We need to confirm Brexit or otherwise, and we do that by voting. We voted in the referendum. People will say that we had one vote—that the people voted and made their voices heard—but it is unusual for people to rely on just one referendum. In Wales, we had a referendum on Welsh devolution way back in 1979, when 20% of the people of Wales voted for devolution. Some years later, just over 50% voted for it, but people had changed substantially in those years. People are allowed to change their minds. If they do not, they are like stagnant water that is not fit to drink.

Let us look at other things that have happened in Wales. In 1961, we had the first referendum to open pubs on Sundays. As a Methodist minister I was not in favour and the people were not in favour. Nine local authorities voted to stay dry. Eight local authorities voted to open, so it was just over 50%. The next election on this came seven years later, and another two or three voted to open. We came to the last vote, which was the sixth referendum. This was in 1996 and then the whole of Wales voted to open.

People change their minds, very substantially. People are allowed to change their minds. Of course they are. What is this House but a place where we change what has been decided by the House of Commons? If we do not change our minds then it is hardly worth our sitting here. Of course, today we do not penalise people because they change their minds. In the Middle Ages if someone changed from one faith to another, that was the end of that person. Some areas of the world today have that total opposition to people changing their minds. Let us not be embarrassed at all. Let the people change their minds. Let them think. If we do not want them to think, we are doing something very dangerous. So I say, yes, we need another decision. The people voted in a referendum, 48:52, to come out of the European Union.
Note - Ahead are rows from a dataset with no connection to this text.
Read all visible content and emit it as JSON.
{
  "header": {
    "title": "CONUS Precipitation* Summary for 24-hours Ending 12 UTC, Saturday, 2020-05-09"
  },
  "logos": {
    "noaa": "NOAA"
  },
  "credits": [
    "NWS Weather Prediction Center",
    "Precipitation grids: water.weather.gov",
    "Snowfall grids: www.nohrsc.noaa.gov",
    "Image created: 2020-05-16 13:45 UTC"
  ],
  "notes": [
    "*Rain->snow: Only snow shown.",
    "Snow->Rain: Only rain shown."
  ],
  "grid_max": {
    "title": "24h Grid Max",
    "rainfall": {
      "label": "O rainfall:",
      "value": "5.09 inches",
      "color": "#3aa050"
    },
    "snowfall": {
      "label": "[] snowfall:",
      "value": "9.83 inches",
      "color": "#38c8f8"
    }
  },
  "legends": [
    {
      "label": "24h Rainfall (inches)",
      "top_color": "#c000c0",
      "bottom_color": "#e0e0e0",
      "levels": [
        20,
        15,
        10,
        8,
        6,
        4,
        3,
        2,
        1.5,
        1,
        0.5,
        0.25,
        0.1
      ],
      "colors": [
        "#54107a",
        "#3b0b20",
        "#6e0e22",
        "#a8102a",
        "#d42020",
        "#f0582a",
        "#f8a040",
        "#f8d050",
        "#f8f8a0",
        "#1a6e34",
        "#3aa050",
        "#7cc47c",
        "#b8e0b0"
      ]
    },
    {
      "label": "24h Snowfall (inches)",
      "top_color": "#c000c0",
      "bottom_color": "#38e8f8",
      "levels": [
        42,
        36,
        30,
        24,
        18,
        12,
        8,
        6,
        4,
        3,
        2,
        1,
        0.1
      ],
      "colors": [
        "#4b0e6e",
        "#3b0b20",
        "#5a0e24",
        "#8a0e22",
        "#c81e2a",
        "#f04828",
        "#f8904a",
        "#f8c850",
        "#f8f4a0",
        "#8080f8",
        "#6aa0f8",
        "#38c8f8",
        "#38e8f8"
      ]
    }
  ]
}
There is no threshold there, only a majority, but it is said, “People have voted”. Is it not reputable for us as a House to say, yes, we have confidence that, having explained the details, the people will be able to take a rational decision—a rational decision very necessary at this time?
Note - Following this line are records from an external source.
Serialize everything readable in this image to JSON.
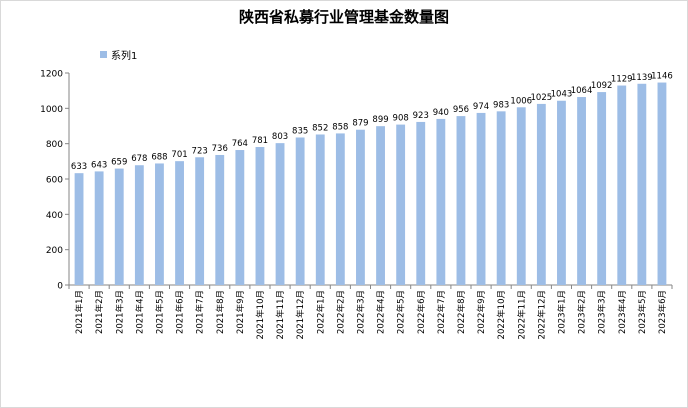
{
  "chart_data": {
    "type": "bar",
    "title": "陕西省私募行业管理基金数量图",
    "xlabel": "",
    "ylabel": "",
    "ylim": [
      0,
      1200
    ],
    "yticks": [
      0,
      200,
      400,
      600,
      800,
      1000,
      1200
    ],
    "grid": false,
    "legend": "top-left",
    "categories": [
      "2021年1月",
      "2021年2月",
      "2021年3月",
      "2021年4月",
      "2021年5月",
      "2021年6月",
      "2021年7月",
      "2021年8月",
      "2021年9月",
      "2021年10月",
      "2021年11月",
      "2021年12月",
      "2022年1月",
      "2022年2月",
      "2022年3月",
      "2022年4月",
      "2022年5月",
      "2022年6月",
      "2022年7月",
      "2022年8月",
      "2022年9月",
      "2022年10月",
      "2022年11月",
      "2022年12月",
      "2023年1月",
      "2023年2月",
      "2023年3月",
      "2023年4月",
      "2023年5月",
      "2023年6月"
    ],
    "series": [
      {
        "name": "系列1",
        "color": "#9dbde6",
        "values": [
          633,
          643,
          659,
          678,
          688,
          701,
          723,
          736,
          764,
          781,
          803,
          835,
          852,
          858,
          879,
          899,
          908,
          923,
          940,
          956,
          974,
          983,
          1006,
          1025,
          1043,
          1064,
          1092,
          1129,
          1139,
          1146
        ]
      }
    ]
  }
}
How will coming out of Europe affect us? We are in a world where we have North Korea, a President of the United States whom I do not understand most of the time, and Putin in Russia. These are dangerous people and if we opt out of a stable relationship with a Europe that has the confidence of the members who belong to it, are we not really saying that we as a UK have no confidence; that we are content to be a backwater? We are not a backwater. Over the centuries we have had a distinctive position. Now we come out of Europe, we weaken Europe and we weaken ourselves.
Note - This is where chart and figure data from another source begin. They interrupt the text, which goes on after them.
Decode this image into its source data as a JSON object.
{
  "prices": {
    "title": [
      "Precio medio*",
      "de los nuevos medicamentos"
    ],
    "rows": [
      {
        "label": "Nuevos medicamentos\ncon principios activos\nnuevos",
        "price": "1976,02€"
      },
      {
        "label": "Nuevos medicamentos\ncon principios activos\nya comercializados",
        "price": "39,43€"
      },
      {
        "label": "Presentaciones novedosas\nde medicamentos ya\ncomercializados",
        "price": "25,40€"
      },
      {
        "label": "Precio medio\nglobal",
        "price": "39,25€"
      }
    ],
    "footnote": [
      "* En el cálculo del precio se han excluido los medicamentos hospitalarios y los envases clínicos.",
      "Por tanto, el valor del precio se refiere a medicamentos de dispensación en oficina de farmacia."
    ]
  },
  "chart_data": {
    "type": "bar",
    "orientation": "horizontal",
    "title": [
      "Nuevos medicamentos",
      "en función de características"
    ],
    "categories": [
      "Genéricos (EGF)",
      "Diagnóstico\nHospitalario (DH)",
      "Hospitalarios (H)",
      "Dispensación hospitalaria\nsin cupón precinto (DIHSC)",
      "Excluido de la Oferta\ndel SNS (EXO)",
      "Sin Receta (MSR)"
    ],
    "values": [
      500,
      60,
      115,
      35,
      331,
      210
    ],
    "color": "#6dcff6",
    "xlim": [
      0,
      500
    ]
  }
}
Therefore I suggest briefly: do not be afraid of changing your mind or having a second vote. That first vote was only one vote. Also I want to say, and others have said it this evening too, that young people aged 16 and over should be allowed a vote in any referendum. It is their future. I and most noble Lords have done our best in the past but these youngsters have the future and they have to shape that future. Wales has already decided. Today, in the Assembly in Cardiff they are going to vote to give youngsters the vote at 16. Do not let England be far behind Wales and Scotland.